Coppia di Verona finisce nei guai: tasse evase per 800mila euro, indagati per sottrazione fraudolenta al pagamento delle imposte.

Tasse evase per 800mila euro, coppia finisce nei guai: un sequestro preventivo per un valore complessivo di oltre 800 mila euro è stato infatti eseguito dalla Guardia di finanza di Verona nell’ambito di un’indagine coordinata dalla Procura della Repubblica scaligera. Il provvedimento, disposto dal Tribunale di Verona, riguarda due persone fisiche, marito e moglie, e una società di capitali a loro riconducibile, indagate per l’ipotesi di reato di sottrazione fraudolenta al pagamento delle imposte.

Secondo quanto ricostruito dagli investigatori, gli indagati avrebbero messo in atto un articolato sistema finalizzato a sottrarre beni e disponibilità economiche all’azione di riscossione dell’Erario.

L’attività investigativa avrebbe consentito di ricostruire una complessa operazione di distrazione patrimoniale avvenuta nella fase precedente al fallimento delle società coinvolte. Una condotta che, sempre secondo l’ipotesi accusatoria, avrebbe contribuito ad aggravare in maniera significativa il dissesto finanziario delle aziende, che avrebbero accumulato debiti tributari superiori ai 3 milioni di euro.

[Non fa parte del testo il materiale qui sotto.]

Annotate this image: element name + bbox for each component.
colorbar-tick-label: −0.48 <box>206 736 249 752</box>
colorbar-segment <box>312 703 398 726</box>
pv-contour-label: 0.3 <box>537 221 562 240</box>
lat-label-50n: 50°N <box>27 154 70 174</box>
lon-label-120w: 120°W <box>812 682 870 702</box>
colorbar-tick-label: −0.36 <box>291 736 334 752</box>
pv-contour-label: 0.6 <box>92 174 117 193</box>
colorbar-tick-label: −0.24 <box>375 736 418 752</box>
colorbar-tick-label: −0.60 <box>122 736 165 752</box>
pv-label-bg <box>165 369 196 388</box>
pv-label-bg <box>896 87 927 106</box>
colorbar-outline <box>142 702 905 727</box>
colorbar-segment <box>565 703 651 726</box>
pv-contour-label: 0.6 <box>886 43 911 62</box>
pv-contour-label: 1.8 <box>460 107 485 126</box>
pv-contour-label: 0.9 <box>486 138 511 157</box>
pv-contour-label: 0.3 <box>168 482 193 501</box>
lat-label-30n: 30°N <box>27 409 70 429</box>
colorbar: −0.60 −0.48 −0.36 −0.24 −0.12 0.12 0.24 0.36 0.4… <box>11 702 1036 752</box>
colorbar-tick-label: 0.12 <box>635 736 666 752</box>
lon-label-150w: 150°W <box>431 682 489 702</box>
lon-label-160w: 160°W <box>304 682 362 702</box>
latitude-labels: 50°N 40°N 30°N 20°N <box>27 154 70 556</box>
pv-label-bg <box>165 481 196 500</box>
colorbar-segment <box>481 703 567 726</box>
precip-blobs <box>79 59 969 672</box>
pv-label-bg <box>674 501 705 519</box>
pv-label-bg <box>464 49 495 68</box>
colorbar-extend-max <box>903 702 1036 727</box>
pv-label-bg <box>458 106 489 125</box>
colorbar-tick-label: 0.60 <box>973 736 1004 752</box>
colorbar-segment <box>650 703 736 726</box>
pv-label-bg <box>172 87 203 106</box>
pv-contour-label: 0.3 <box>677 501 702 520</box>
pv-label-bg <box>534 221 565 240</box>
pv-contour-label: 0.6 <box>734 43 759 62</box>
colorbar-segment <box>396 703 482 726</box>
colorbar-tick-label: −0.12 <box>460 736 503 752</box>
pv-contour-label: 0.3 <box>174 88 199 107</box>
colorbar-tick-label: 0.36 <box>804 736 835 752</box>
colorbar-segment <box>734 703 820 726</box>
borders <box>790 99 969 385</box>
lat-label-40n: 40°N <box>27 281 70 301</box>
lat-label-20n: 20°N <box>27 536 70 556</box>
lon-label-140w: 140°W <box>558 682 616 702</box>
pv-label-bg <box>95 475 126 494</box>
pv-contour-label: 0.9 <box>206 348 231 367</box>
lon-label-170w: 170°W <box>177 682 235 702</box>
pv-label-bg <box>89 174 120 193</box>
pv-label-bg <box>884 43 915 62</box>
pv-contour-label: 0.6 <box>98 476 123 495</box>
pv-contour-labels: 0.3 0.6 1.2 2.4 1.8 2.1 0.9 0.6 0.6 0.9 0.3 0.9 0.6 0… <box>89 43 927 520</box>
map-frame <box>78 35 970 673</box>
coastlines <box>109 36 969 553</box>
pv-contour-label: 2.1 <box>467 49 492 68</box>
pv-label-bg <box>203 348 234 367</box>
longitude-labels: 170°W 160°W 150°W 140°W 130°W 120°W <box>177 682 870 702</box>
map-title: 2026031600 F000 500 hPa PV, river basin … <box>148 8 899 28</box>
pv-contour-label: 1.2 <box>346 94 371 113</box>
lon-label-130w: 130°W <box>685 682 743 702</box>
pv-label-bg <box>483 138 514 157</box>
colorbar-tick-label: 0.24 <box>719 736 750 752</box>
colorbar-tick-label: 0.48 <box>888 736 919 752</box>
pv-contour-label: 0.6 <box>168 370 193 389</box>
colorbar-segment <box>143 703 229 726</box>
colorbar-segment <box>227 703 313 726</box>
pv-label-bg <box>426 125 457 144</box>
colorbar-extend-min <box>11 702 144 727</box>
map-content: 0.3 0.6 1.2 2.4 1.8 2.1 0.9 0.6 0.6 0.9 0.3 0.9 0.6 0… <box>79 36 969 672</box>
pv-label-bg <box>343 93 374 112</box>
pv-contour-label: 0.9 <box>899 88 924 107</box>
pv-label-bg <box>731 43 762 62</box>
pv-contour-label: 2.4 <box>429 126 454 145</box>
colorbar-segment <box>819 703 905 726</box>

Il meccanismo della frode.

Il meccanismo contestato prevedeva il trasferimento di beni e somme di denaro dai conti societari ai conti correnti personali degli amministratori, utilizzando causali apparentemente lecite come “restituzione finanziamento soci” oppure “prelevamento futuri utili”. Le risorse sarebbero poi confluite in una società di recente costituzione, ritenuta dagli inquirenti uno schermo societario attraverso il quale sarebbero stati sottratti i patrimoni destinati al pagamento delle imposte.

Per queste condotte i due indagati sono stati denunciati alla Procura della Repubblica di Verona con l’accusa di sottrazione fraudolenta al pagamento delle imposte, reato previsto dalla normativa tributaria.

Alla luce degli elementi raccolti nel corso delle indagini, la Procura ha richiesto e ottenuto dal giudice per le indagini preliminari un decreto di sequestro preventivo finalizzato alla confisca, anche per equivalente. Il provvedimento ha riguardato un terreno e somme di denaro ritenute riconducibili alle presunte condotte illecite, fino alla concorrenza di oltre 800 mila euro.